Lisa Hofler, M.D., M.P.H., from Harvard Medical School in Boston, and colleagues conducted an observational study through websites of U.S. obstetrics and gynecology residency programs accredited in 2012-2013. They characterized the cohort who may become senior leaders in obstetrics and gynecology by examining the gender and subspecialty of faculty in leadership roles.

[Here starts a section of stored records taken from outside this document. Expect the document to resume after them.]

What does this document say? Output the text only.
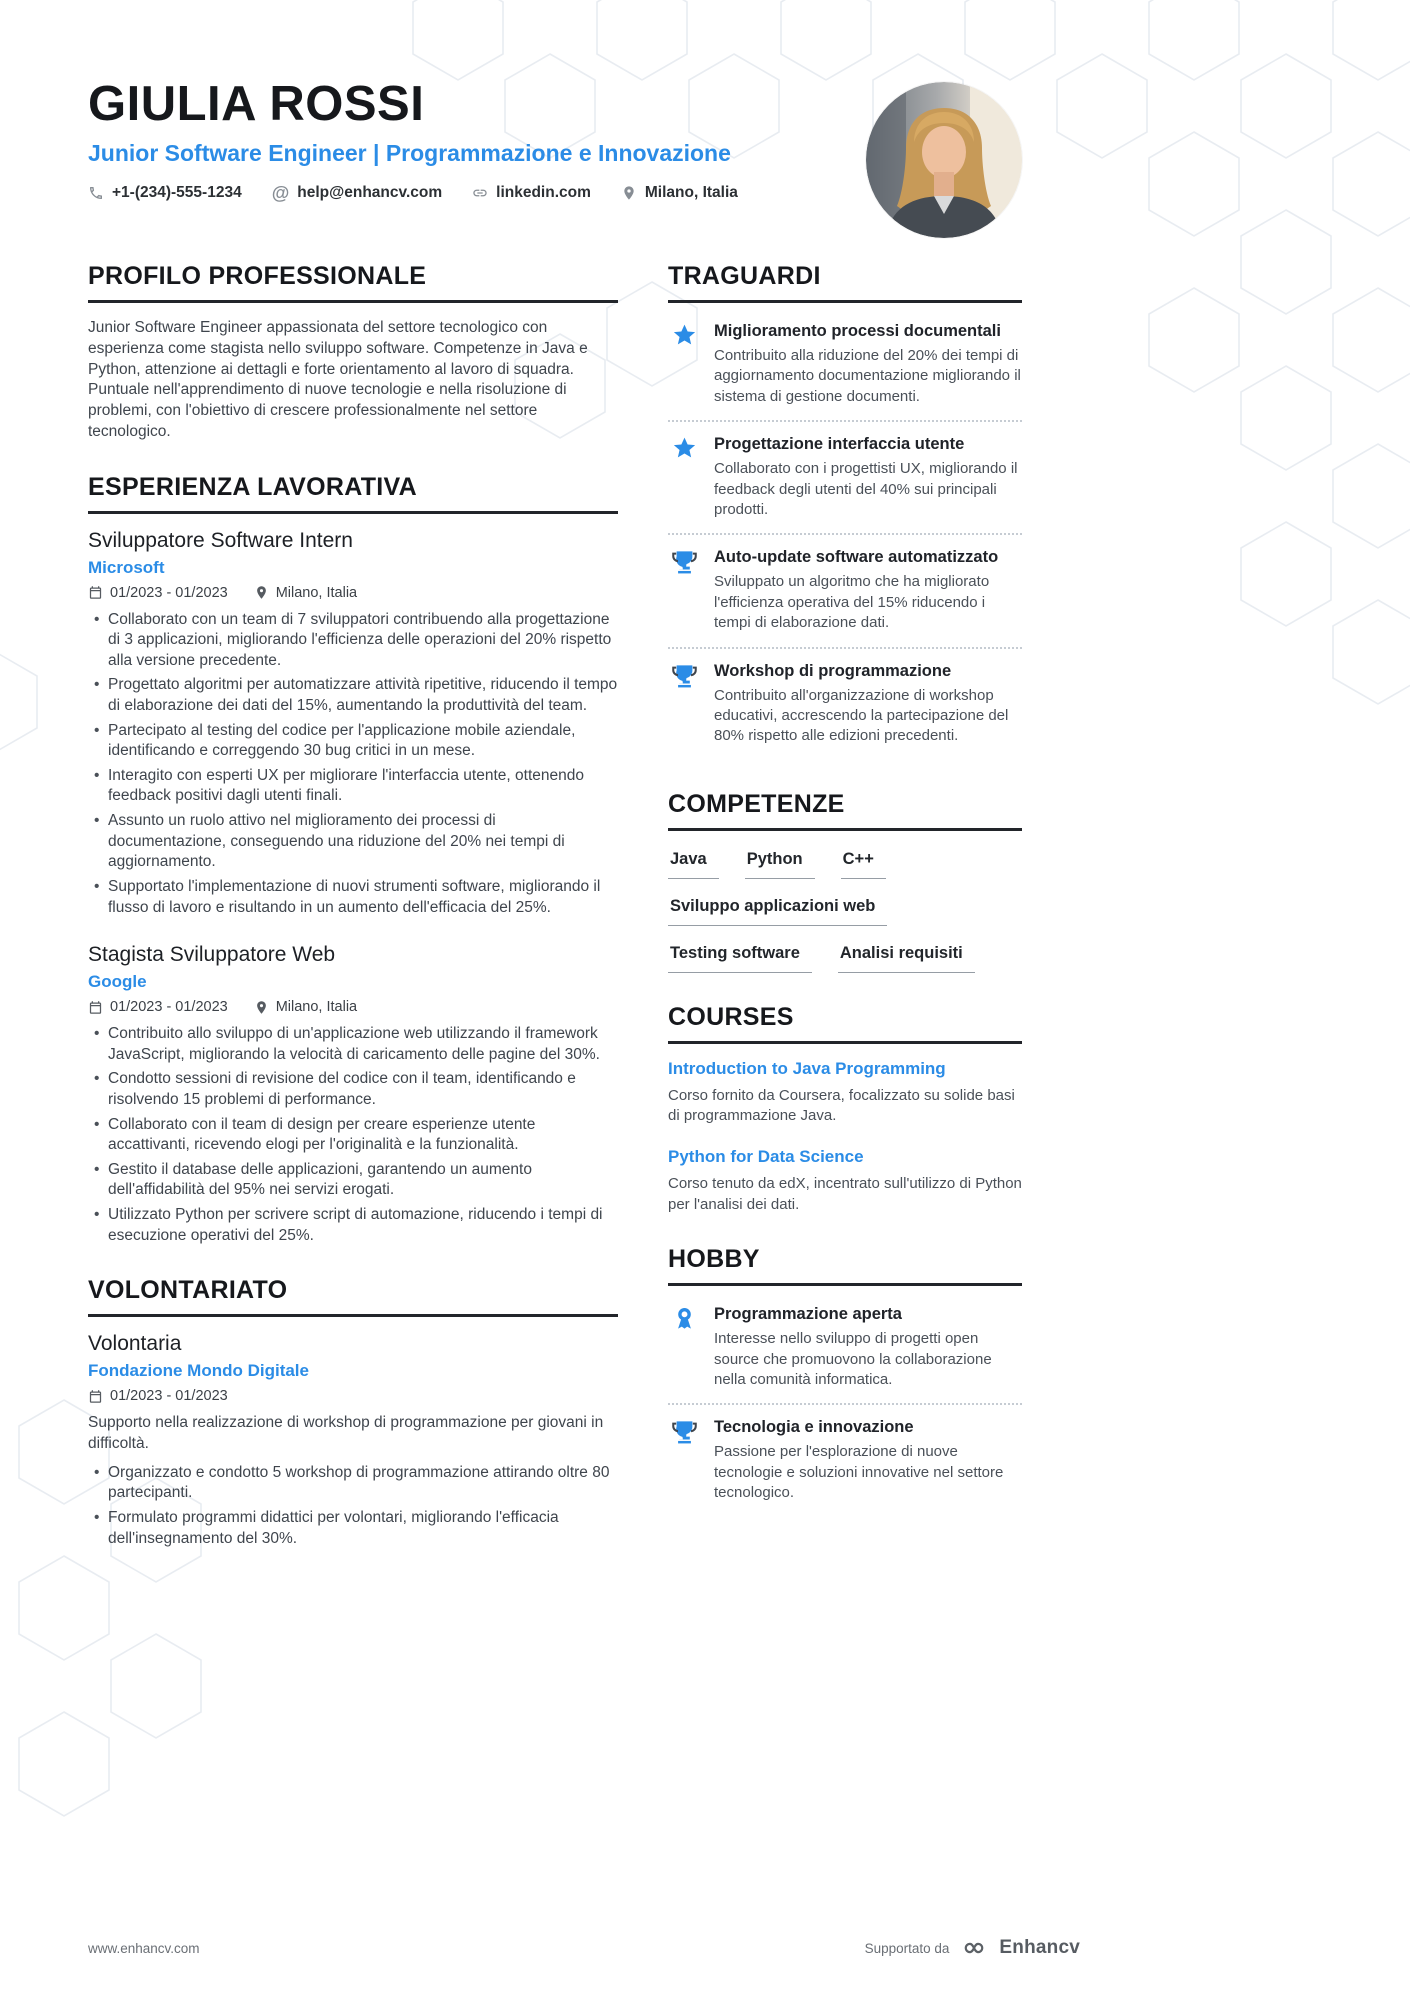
GIULIA ROSSI
Junior Software Engineer | Programmazione e Innovazione
+1-(234)-555-1234 @ help@enhancv.com	linkedin.com	Milano, Italia
PROFILO PROFESSIONALE

Junior Software Engineer appassionata del settore tecnologico con esperienza come stagista nello sviluppo software. Competenze in Java e Python, attenzione ai dettagli e forte orientamento al lavoro di squadra. Puntuale nell'apprendimento di nuove tecnologie e nella risoluzione di problemi, con l'obiettivo di crescere professionalmente nel settore tecnologico.

ESPERIENZA LAVORATIVA
Sviluppatore Software Intern
Microsoft
01/2023 - 01/2023	Milano, Italia
• Collaborato con un team di 7 sviluppatori contribuendo alla progettazione di 3 applicazioni, migliorando l'efficienza delle operazioni del 20% rispetto alla versione precedente.
• Progettato algoritmi per automatizzare attività ripetitive, riducendo il tempo di elaborazione dei dati del 15%, aumentando la produttività del team.
• Partecipato al testing del codice per l'applicazione mobile aziendale, identificando e correggendo 30 bug critici in un mese.
• Interagito con esperti UX per migliorare l'interfaccia utente, ottenendo feedback positivi dagli utenti finali.
• Assunto un ruolo attivo nel miglioramento dei processi di documentazione, conseguendo una riduzione del 20% nei tempi di aggiornamento.
• Supportato l'implementazione di nuovi strumenti software, migliorando il flusso di lavoro e risultando in un aumento dell'efficacia del 25%.
Stagista Sviluppatore Web
Google
01/2023 - 01/2023	Milano, Italia
• Contribuito allo sviluppo di un'applicazione web utilizzando il framework JavaScript, migliorando la velocità di caricamento delle pagine del 30%.
• Condotto sessioni di revisione del codice con il team, identificando e risolvendo 15 problemi di performance.
• Collaborato con il team di design per creare esperienze utente accattivanti, ricevendo elogi per l'originalità e la funzionalità.
• Gestito il database delle applicazioni, garantendo un aumento dell'affidabilità del 95% nei servizi erogati.
• Utilizzato Python per scrivere script di automazione, riducendo i tempi di esecuzione operativi del 25%.
VOLONTARIATO
Volontaria
Fondazione Mondo Digitale
01/2023 - 01/2023

Supporto nella realizzazione di workshop di programmazione per giovani in difficoltà.

• Organizzato e condotto 5 workshop di programmazione attirando oltre 80 partecipanti.
• Formulato programmi didattici per volontari, migliorando l'efficacia dell'insegnamento del 30%.
TRAGUARDI
Miglioramento processi documentali
Contribuito alla riduzione del 20% dei tempi di aggiornamento documentazione migliorando il sistema di gestione documenti.
Progettazione interfaccia utente
Collaborato con i progettisti UX, migliorando il feedback degli utenti del 40% sui principali prodotti.
Auto-update software automatizzato
Sviluppato un algoritmo che ha migliorato l'efficienza operativa del 15% riducendo i tempi di elaborazione dati.
Workshop di programmazione
Contribuito all'organizzazione di workshop educativi, accrescendo la partecipazione del 80% rispetto alle edizioni precedenti.
COMPETENZE
Java	Python	C++
Sviluppo applicazioni web
Testing software	Analisi requisiti
COURSES
Introduction to Java Programming
Corso fornito da Coursera, focalizzato su solide basi di programmazione Java.
Python for Data Science
Corso tenuto da edX, incentrato sull'utilizzo di Python per l'analisi dei dati.
HOBBY
Programmazione aperta
Interesse nello sviluppo di progetti open source che promuovono la collaborazione nella comunità informatica.
Tecnologia e innovazione
Passione per l'esplorazione di nuove tecnologie e soluzioni innovative nel settore tecnologico.
www.enhancv.com	Supportato da	Enhancv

The researchers found that women accounted for 20.4 percent of chairs, 36.1 percent of vice chairs, and 29.6 percent of division directors in obstetrics and gynecology departmental administrative leadership roles. Women accounted for 31.9 percent of fellowship directors, 47.3 percent of residency directors, and 66.1 percent of medical student clerkship directors among educational leaders. Among the subspecialties, the greatest proportion of department chairs was maternal-fetal medicine faculty (38.2 percent), followed by specialists in general obstetrics and gynecology, reproductive endocrinologists, and gynecologic oncologists (21.8, 15.6, and 14.7 percent, respectively). One-third of chairs (32.9 percent) were male maternal-fetal medicine specialists. Among division directors, the highest and lowest representations of women were seen in family planning (80 percent) and reproductive endocrinology and infertility (15.8 percent), respectively. The specialty of general obstetrics and gynecology had the largest proportion of female chairs, vice chairs, residency program directors, and medical student clerkship directors.
“This study demonstrates that women are significantly underrepresented even in midlevel department leadership roles,” the authors write.